Allo stadio Zini non è soltanto una partita di calendario. Cremonese–Cagliari rappresenta molto di più dell’ultimo atto del girone d’andata: è un’occasione da non lasciarsi sfuggire, sotto il profilo della classifica, del morale e persino della storia.

Dopo la sconfitta amara maturata a Firenze contro la Fiorentina, arrivata nei secondi finali ma figlia di una prestazione complessivamente opaca, i grigiorossi sono chiamati a una risposta immediata. Da quasi un mese, infatti, la Cremonese fatica a raccogliere punti e, soprattutto, a trovare la via del gol con continuità. Un digiuno che non può protrarsi oltre se si vuole chiudere la prima metà di stagione con il segno giusto.

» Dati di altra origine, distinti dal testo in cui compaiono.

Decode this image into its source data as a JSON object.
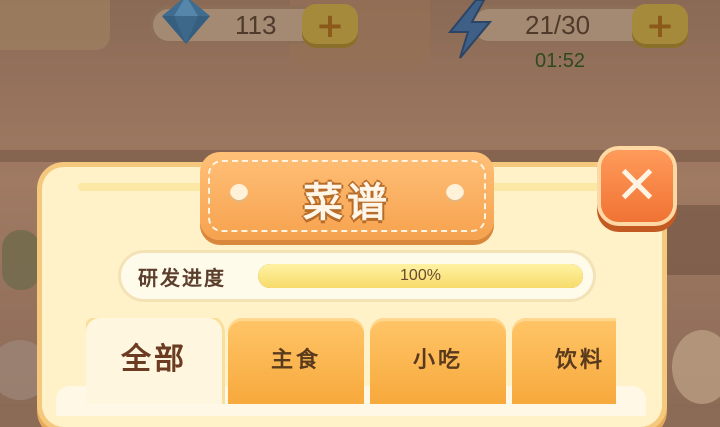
{
  "hud": {
    "gems": {
      "icon": "diamond-icon",
      "value": "113",
      "plus": "+"
    },
    "energy": {
      "icon": "lightning-icon",
      "value": "21/30",
      "plus": "+",
      "timer": "01:52"
    }
  },
  "dialog": {
    "title": "菜谱",
    "close_icon": "close-icon",
    "progress": {
      "label": "研发进度",
      "fraction": 1.0,
      "text": "100%"
    },
    "tabs": [
      {
        "label": "全部",
        "active": true
      },
      {
        "label": "主食",
        "active": false
      },
      {
        "label": "小吃",
        "active": false
      },
      {
        "label": "饮料",
        "active": false
      }
    ]
  },
  "colors": {
    "accent": "#f6a24e",
    "panel": "#fff2c8",
    "close": "#f07334"
  }
}
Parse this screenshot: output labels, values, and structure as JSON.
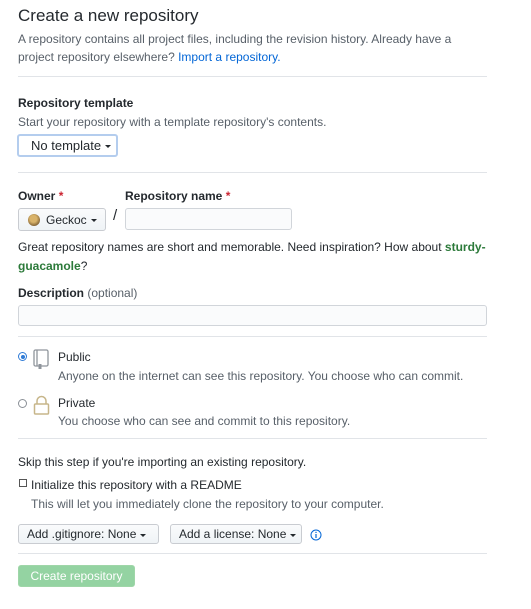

La gara contro il Cagliari diventa così un crocevia. Vincere significherebbe salire a quota 24 punti, un traguardo che andrebbe a riscrivere le statistiche del club in Serie A. Sarebbe infatti superato il record di 23 punti ottenuti nel girone d’andata della stagione 1993-1994, quando però il campionato prevedeva 34 giornate complessive e l’andata si chiudeva alla 17ª. Un dato che rende il possibile traguardo attuale ancora più significativo.

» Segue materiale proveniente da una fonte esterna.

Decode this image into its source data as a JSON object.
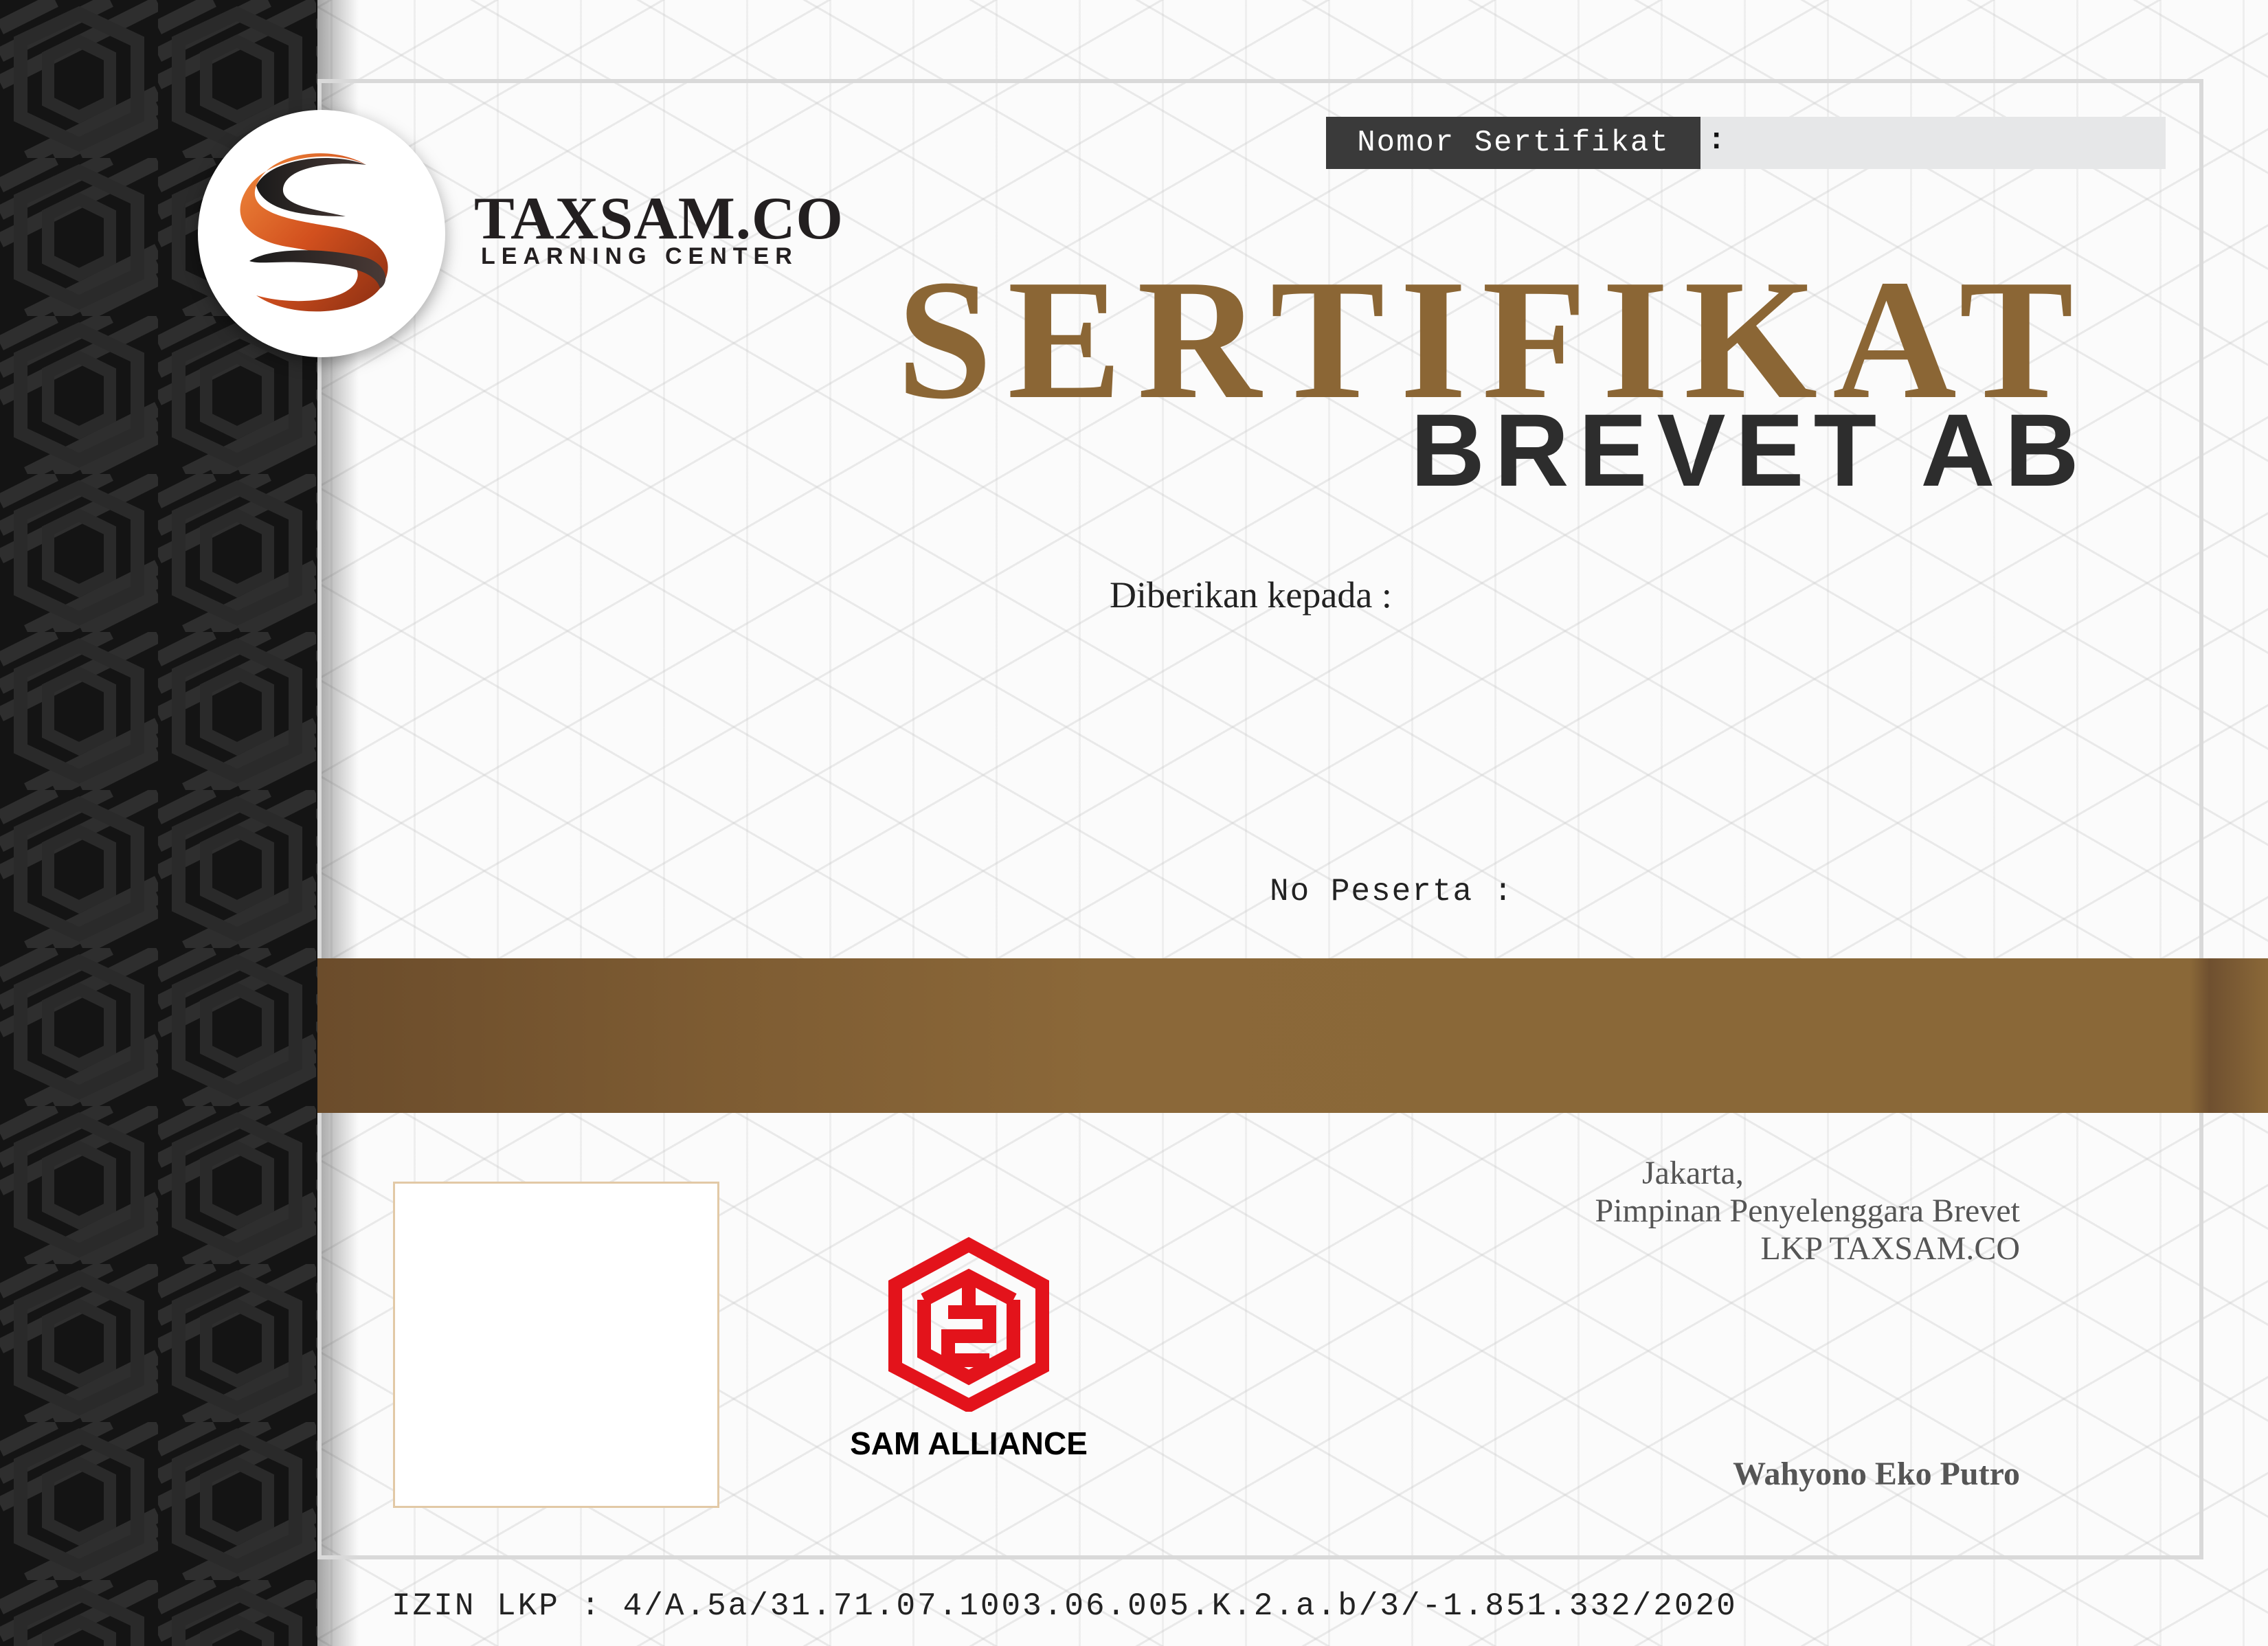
{
  "brand": {
    "name": "TAXSAM.CO",
    "tagline": "LEARNING CENTER"
  },
  "certificate_number": {
    "label": "Nomor Sertifikat",
    "separator": ":",
    "value": ""
  },
  "title": {
    "main": "SERTIFIKAT",
    "sub": "BREVET AB"
  },
  "recipient": {
    "label": "Diberikan kepada :",
    "name": ""
  },
  "participant": {
    "label": "No Peserta :",
    "value": ""
  },
  "partner": {
    "name": "SAM ALLIANCE"
  },
  "signature": {
    "city": "Jakarta,",
    "role": "Pimpinan Penyelenggara Brevet",
    "organization": "LKP TAXSAM.CO",
    "signer": "Wahyono Eko Putro"
  },
  "license": {
    "text": "IZIN LKP : 4/A.5a/31.71.07.1003.06.005.K.2.a.b/3/-1.851.332/2020"
  },
  "colors": {
    "gold": "#8b6635",
    "dark": "#2d2d2d",
    "band_black": "#111111",
    "partner_red": "#e3131b",
    "logo_orange": "#d2501e"
  },
  "icons": {
    "brand_logo": "taxsam-swirl-logo",
    "partner_logo": "sam-alliance-hex-logo"
  }
}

C’è dunque una motivazione che va oltre la semplice necessità di classifica. Battere il Cagliari significherebbe consegnare alla Cremonese il miglior girone d’andata della propria storia nella Serie A a girone unico, consolidando un percorso che, nonostante qualche battuta a vuoto recente, resta straordinariamente positivo.

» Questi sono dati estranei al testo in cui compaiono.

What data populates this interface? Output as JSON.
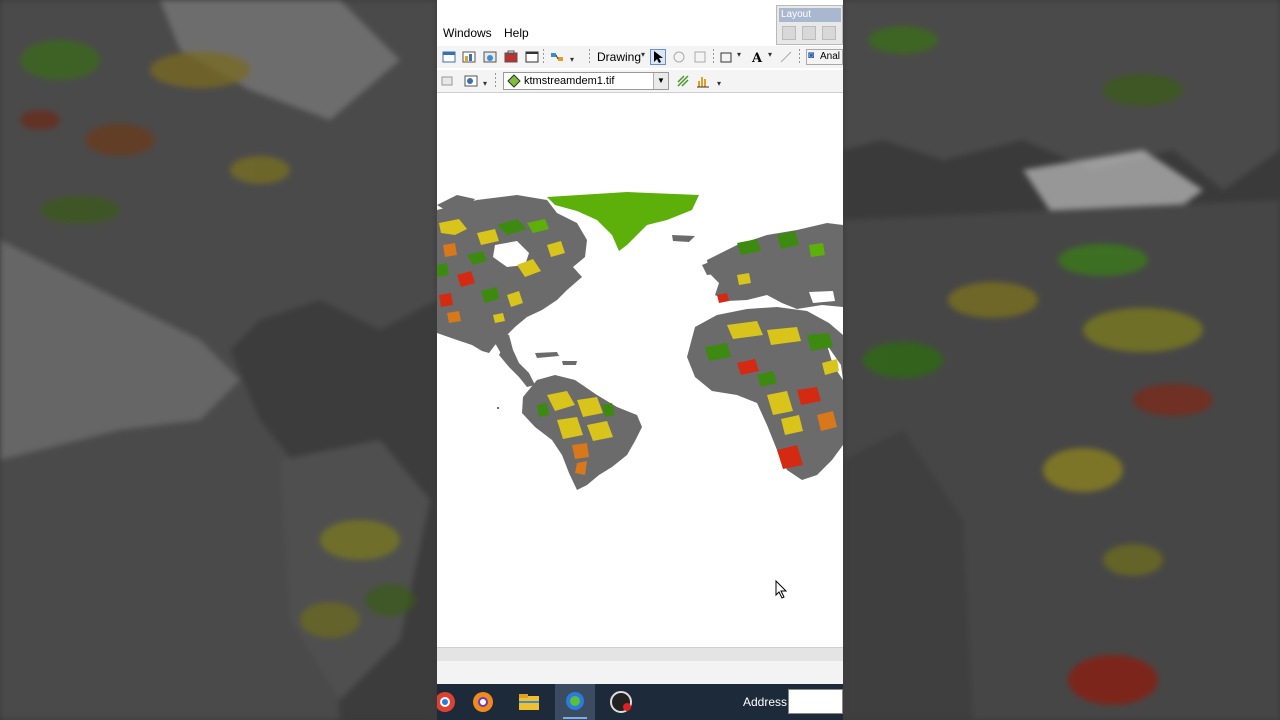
{
  "menu": {
    "windows": "Windows",
    "help": "Help"
  },
  "layout_toolbar": {
    "title": "Layout"
  },
  "drawing_toolbar": {
    "drawing_label": "Drawing",
    "analysis_label": "Anal"
  },
  "layer_select": {
    "value": "ktmstreamdem1.tif"
  },
  "taskbar": {
    "address_label": "Address",
    "address_value": ""
  },
  "icons": [
    "data-view-icon",
    "attribute-table-icon",
    "catalog-icon",
    "toolbox-icon",
    "python-window-icon",
    "model-builder-icon",
    "select-elements-icon",
    "text-icon",
    "rectangle-icon",
    "identify-icon",
    "histogram-icon"
  ],
  "map_colors": {
    "greenland": "#5db00a",
    "land_gray": "#6b6b6b",
    "green": "#3d8a10",
    "yellow": "#d8c41a",
    "orange": "#d8781a",
    "red": "#d52a12"
  }
}
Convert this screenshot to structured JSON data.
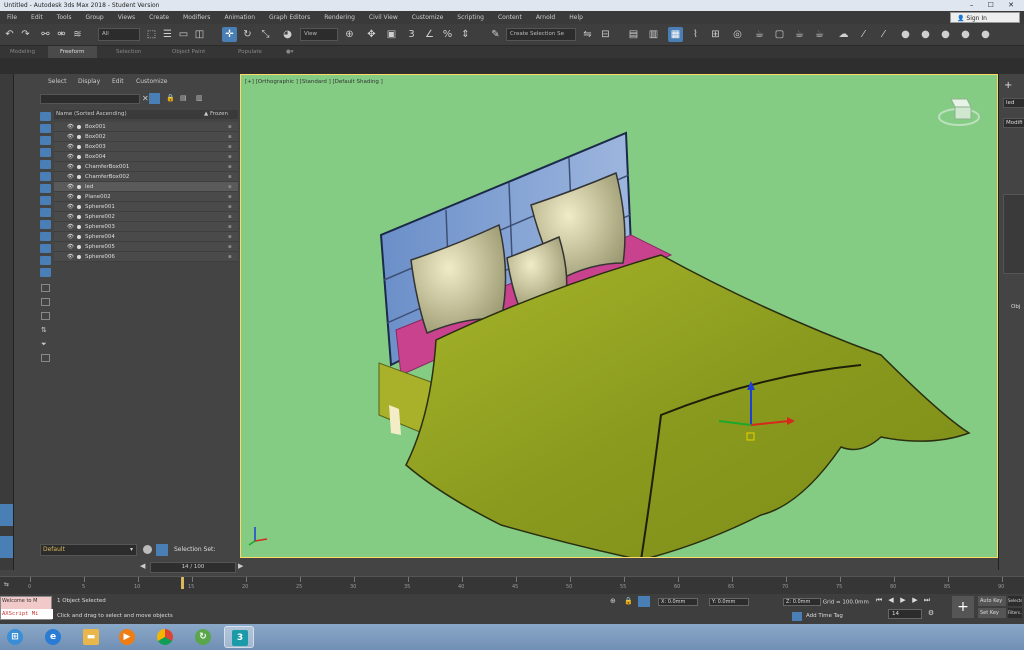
{
  "window": {
    "title": "Untitled - Autodesk 3ds Max 2018 - Student Version",
    "controls": "– ☐ ✕"
  },
  "menu": [
    "File",
    "Edit",
    "Tools",
    "Group",
    "Views",
    "Create",
    "Modifiers",
    "Animation",
    "Graph Editors",
    "Rendering",
    "Civil View",
    "Customize",
    "Scripting",
    "Content",
    "Arnold",
    "Help"
  ],
  "signin": "Sign In",
  "toolbar": {
    "filter_value": "All",
    "view_value": "View",
    "selection_set_value": "Create Selection Se"
  },
  "ribbon": {
    "tabs": [
      "Modeling",
      "Freeform",
      "Selection",
      "Object Paint",
      "Populate"
    ],
    "active": "Freeform"
  },
  "explorer": {
    "menu": [
      "Select",
      "Display",
      "Edit",
      "Customize"
    ],
    "column_name": "Name (Sorted Ascending)",
    "column_frozen": "▲ Frozen",
    "objects": [
      {
        "name": "Box001",
        "selected": false
      },
      {
        "name": "Box002",
        "selected": false
      },
      {
        "name": "Box003",
        "selected": false
      },
      {
        "name": "Box004",
        "selected": false
      },
      {
        "name": "ChamferBox001",
        "selected": false
      },
      {
        "name": "ChamferBox002",
        "selected": false
      },
      {
        "name": "led",
        "selected": true
      },
      {
        "name": "Plane002",
        "selected": false
      },
      {
        "name": "Sphere001",
        "selected": false
      },
      {
        "name": "Sphere002",
        "selected": false
      },
      {
        "name": "Sphere003",
        "selected": false
      },
      {
        "name": "Sphere004",
        "selected": false
      },
      {
        "name": "Sphere005",
        "selected": false
      },
      {
        "name": "Sphere006",
        "selected": false
      }
    ],
    "layer": "Default",
    "selection_set_label": "Selection Set:"
  },
  "viewport": {
    "label": "[+] [Orthographic ] [Standard ] [Default Shading ]",
    "background": "#84cc83"
  },
  "command_panel": {
    "name_value": "led",
    "modifier_label": "Modifi",
    "object_label": "Obj"
  },
  "timeline": {
    "frame_display": "14 / 100",
    "ticks": [
      "0",
      "5",
      "10",
      "15",
      "20",
      "25",
      "30",
      "35",
      "40",
      "45",
      "50",
      "55",
      "60",
      "65",
      "70",
      "75",
      "80",
      "85",
      "90",
      "95",
      "100"
    ],
    "current_frame": 14
  },
  "status": {
    "maxscript_line": "Welcome to M",
    "maxscript_input": "AXScript Mi",
    "selection": "1 Object Selected",
    "prompt": "Click and drag to select and move objects",
    "x": "X: 0.0mm",
    "y": "Y: 0.0mm",
    "z": "Z: 0.0mm",
    "grid": "Grid = 100.0mm",
    "add_time_tag": "Add Time Tag",
    "auto_key": "Auto Key",
    "set_key": "Set Key",
    "frame": "14",
    "selected_label": "Selected",
    "filters_label": "Filters..."
  },
  "taskbar": {
    "apps": [
      "start",
      "ie",
      "explorer",
      "media",
      "chrome",
      "app",
      "3dsmax"
    ]
  }
}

La squadra di Davide Nicola ha costruito fin qui la propria stagione su equilibrio, organizzazione e compattezza. Ora serve aggiungere un ultimo tassello: ritrovare brillantezza offensiva e concretezza sotto porta. Lo Zini, in questo senso, può diventare l’alleato ideale, spingendo la squadra verso una prestazione di orgoglio e determinazione.

Contro un Cagliari solido e competitivo, servirà una Cremonese intensa, affamata e mentalmente libera. Perché chiudere il girone d’andata con un successo non sarebbe soltanto una vittoria in più, ma un segnale forte al campionato: la Cremo c’è, e vuole continuare a scrivere la propria storia.